Bagikan:

JAKARTA - Majelis hakim menepis pembelaan terdakwa Irfan Widyanto mengenai pengambilan dua DVR CCTV di pos keamanan Kompleks Polri, Duren Tiga, untuk mempermudah penyelidikan dan penyidikan penyebab tewasnya Yosua alias Brigadir J.

Menurut Hakim Ketua Afrizal Hadi, tindakan terdakwa Irfan Widyanto justru mempersulit proses penyidikan.
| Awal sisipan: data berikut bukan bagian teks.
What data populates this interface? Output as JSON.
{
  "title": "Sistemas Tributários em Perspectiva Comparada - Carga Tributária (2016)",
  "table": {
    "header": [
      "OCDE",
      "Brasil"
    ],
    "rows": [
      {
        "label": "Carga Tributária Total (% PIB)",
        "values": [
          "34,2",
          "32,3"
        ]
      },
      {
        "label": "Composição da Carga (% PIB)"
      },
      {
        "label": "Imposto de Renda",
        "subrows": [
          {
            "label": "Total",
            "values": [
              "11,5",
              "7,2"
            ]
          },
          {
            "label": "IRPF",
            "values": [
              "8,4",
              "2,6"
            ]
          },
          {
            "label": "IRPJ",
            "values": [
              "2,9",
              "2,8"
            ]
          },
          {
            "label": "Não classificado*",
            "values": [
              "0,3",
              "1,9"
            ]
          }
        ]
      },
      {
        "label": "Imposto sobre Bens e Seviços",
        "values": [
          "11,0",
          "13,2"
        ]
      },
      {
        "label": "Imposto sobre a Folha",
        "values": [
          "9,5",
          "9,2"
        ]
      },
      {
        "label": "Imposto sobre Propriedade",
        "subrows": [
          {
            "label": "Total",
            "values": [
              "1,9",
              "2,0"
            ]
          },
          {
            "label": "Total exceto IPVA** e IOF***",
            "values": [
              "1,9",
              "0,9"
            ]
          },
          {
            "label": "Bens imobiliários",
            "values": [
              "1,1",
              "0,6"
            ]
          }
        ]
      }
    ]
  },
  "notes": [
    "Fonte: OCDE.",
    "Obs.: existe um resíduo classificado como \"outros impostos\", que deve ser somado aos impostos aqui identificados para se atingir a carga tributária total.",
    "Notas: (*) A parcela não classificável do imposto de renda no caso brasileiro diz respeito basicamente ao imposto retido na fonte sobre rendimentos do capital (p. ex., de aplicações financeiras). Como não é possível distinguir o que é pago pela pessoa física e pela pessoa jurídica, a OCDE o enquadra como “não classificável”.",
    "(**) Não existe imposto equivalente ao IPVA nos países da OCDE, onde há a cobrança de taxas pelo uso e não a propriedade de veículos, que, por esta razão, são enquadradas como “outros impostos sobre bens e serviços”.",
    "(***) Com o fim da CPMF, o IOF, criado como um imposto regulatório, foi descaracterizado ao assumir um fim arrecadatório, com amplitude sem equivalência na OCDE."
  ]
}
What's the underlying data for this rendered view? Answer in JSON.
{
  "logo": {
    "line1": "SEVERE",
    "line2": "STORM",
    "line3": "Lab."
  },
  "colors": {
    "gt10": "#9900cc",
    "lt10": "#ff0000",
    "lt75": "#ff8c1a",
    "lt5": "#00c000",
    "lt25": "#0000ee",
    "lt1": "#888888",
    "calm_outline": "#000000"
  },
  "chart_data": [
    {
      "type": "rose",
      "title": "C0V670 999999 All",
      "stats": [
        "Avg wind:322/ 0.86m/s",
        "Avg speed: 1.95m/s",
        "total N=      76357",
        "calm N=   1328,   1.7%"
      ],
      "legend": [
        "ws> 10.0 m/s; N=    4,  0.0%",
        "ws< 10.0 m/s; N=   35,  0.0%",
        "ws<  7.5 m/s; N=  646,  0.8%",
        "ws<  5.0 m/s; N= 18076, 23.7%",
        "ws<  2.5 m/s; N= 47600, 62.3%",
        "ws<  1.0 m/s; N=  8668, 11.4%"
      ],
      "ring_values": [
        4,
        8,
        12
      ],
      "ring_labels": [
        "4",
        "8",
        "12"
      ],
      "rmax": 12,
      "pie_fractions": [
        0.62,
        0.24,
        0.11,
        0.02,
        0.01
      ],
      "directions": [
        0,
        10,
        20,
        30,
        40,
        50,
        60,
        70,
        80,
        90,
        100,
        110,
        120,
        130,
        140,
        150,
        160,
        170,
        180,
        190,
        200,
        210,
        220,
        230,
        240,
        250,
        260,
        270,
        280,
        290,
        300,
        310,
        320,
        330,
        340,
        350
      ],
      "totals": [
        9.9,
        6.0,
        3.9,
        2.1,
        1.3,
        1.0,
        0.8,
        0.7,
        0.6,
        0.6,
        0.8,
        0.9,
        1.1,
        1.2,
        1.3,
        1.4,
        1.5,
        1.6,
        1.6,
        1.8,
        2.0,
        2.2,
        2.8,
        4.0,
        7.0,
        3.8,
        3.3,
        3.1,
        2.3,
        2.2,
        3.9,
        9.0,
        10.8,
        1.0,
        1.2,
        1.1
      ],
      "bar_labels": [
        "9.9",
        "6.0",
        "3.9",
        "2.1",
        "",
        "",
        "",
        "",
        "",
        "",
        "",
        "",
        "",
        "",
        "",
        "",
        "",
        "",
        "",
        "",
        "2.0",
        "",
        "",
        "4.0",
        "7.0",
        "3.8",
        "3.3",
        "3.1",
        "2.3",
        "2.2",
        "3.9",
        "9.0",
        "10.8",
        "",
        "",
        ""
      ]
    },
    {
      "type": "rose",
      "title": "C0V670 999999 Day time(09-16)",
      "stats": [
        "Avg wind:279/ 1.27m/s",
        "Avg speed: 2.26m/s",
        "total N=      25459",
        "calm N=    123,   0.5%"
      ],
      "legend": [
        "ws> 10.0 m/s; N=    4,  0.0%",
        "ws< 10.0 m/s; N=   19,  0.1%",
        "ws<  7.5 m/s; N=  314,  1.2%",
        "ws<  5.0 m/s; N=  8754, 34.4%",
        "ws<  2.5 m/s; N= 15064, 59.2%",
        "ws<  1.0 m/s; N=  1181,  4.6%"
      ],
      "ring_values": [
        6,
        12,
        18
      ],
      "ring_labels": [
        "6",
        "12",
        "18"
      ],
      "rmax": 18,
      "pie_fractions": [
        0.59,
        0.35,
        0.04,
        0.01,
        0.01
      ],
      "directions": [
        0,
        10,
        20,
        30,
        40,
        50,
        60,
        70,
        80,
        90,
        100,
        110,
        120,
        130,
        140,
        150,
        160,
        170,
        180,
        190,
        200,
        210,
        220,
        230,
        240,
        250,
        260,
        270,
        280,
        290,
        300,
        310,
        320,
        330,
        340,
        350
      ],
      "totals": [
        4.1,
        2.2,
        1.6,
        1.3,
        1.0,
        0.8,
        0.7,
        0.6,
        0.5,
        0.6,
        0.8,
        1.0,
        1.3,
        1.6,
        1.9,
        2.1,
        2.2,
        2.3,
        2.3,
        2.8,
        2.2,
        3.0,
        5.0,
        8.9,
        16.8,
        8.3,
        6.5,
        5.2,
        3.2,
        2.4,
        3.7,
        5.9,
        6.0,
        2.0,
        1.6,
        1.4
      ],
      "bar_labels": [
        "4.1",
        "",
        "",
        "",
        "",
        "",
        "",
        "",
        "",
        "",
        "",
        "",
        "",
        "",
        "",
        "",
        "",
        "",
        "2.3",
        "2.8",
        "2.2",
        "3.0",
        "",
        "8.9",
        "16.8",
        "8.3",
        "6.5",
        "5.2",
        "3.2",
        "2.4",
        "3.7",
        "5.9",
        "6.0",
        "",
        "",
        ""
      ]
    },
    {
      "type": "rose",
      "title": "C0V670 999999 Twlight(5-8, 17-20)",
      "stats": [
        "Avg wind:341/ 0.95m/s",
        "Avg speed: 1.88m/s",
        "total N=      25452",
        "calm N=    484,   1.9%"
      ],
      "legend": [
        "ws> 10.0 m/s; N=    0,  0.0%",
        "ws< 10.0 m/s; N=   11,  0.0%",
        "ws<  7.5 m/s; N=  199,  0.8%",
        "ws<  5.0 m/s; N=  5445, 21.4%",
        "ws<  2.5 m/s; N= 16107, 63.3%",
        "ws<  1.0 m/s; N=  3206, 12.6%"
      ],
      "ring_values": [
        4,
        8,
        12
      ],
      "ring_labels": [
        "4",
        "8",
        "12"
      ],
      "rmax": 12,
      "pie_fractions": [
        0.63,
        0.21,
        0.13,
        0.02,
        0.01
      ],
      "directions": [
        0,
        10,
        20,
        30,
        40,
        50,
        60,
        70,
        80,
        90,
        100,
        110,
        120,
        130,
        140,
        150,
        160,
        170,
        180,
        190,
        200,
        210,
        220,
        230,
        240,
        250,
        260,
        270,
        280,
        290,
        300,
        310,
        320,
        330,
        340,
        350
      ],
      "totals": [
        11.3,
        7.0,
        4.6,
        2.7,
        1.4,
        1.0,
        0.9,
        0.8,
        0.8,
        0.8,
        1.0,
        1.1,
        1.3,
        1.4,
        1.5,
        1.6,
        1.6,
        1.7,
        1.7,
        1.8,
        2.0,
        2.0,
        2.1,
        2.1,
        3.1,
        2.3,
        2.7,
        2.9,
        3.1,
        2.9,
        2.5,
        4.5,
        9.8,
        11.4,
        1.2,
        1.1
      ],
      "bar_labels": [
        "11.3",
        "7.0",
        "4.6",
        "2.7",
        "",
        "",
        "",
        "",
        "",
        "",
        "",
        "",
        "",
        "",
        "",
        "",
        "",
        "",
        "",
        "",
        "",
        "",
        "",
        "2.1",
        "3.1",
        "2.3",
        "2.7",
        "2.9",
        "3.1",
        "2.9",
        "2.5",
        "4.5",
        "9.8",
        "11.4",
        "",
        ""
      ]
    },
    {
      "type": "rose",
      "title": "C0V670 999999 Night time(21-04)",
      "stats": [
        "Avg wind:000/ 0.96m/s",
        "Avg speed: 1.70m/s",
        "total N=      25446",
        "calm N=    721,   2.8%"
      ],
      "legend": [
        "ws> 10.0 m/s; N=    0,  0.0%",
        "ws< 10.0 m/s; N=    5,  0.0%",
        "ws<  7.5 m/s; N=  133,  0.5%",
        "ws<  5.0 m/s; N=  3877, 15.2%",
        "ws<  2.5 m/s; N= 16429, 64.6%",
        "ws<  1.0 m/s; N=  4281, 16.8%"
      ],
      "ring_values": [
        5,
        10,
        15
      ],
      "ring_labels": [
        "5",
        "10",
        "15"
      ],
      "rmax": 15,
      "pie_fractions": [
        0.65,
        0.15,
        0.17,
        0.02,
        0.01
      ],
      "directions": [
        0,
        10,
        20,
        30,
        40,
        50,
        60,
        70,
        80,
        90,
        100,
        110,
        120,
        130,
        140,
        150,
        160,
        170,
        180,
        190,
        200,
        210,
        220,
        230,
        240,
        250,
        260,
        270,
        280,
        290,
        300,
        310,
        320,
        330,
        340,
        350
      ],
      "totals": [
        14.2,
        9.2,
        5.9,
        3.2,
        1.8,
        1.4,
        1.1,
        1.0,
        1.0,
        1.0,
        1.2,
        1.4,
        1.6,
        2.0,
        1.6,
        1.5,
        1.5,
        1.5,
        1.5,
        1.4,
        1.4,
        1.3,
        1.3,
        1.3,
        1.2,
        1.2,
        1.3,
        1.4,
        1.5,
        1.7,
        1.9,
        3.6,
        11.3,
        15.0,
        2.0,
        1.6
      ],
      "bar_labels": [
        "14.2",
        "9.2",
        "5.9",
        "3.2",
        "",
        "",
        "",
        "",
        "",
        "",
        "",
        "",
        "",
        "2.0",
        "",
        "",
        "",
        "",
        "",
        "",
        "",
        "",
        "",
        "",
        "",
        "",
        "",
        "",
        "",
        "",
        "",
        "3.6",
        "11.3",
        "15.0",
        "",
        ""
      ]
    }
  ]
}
Sebab, sebagai penyidik terdakwa memiliki pengetahuan soal dampak yang terjadi di balik pengambilan DVR CCTV tersebut.

"Sebagai penyidik mempunyai pengetahuan akan perbuatan mengganti 2 unit DVR CCTV dengan 2 unit DVR yang baru dapat berakibat sistem elektronik dan atau merupakan sistem elektronik menjadi tidak bekerja sebagaimana mestinya," ujar Hakim Ketua Afrizal dalam persidangan di Pengadilan Negeri Jakarta Selatan, Jumat, 24 Februari.

Dengan adanya pengetahuan terdakwa soal dampak yang bakal terjadi tetapi tetap mengambil DVR CCTV tersebut, maka, diyakini unsur dengan sengaja telah terpenuhi.

Karena pertimbangan itulah, diputuskan alibi atau pembelaan dari Irfan Widyanto dan kuasa hukumnya mesti dikesampingkan.

"Menimbang bahwa mengenai alasan dari terdakwa penasihat hukum menyatakan mengganti 2 unit yang berada di pos satpam di Komplek Polri, Duren Tiga dengan tujuan untuk memudahkan atau membantu tugas penyidik tidaklah beralasan hukum dan dikesampingkan," ucap hakim.

Sehingga, tindakan Irfan Widyanto mengambil DVR CCTV itu dianggap telah memenhi unsur pidana.

"Maka sub unsur dengan sengaja terpenuhi dan terbukti," kata Hakim Ketua Afrizal.

Irfan Widyanto dalam kasus obstruction of justice berperan mengambil DVR CCTV di pos keamanan Komplek Polri, Duren Tiga, Jakarta Selatan. Hal itu dilakukan atas perintah dari terdakwa Agus Nurpatria.

Dengan peranan itu, peraih Adhi Makayasa Akademi Kepolisian (Akpol) 2010 ini dituntut dengan pidana penjara selama 1 tahun dan denda Rp10 juta.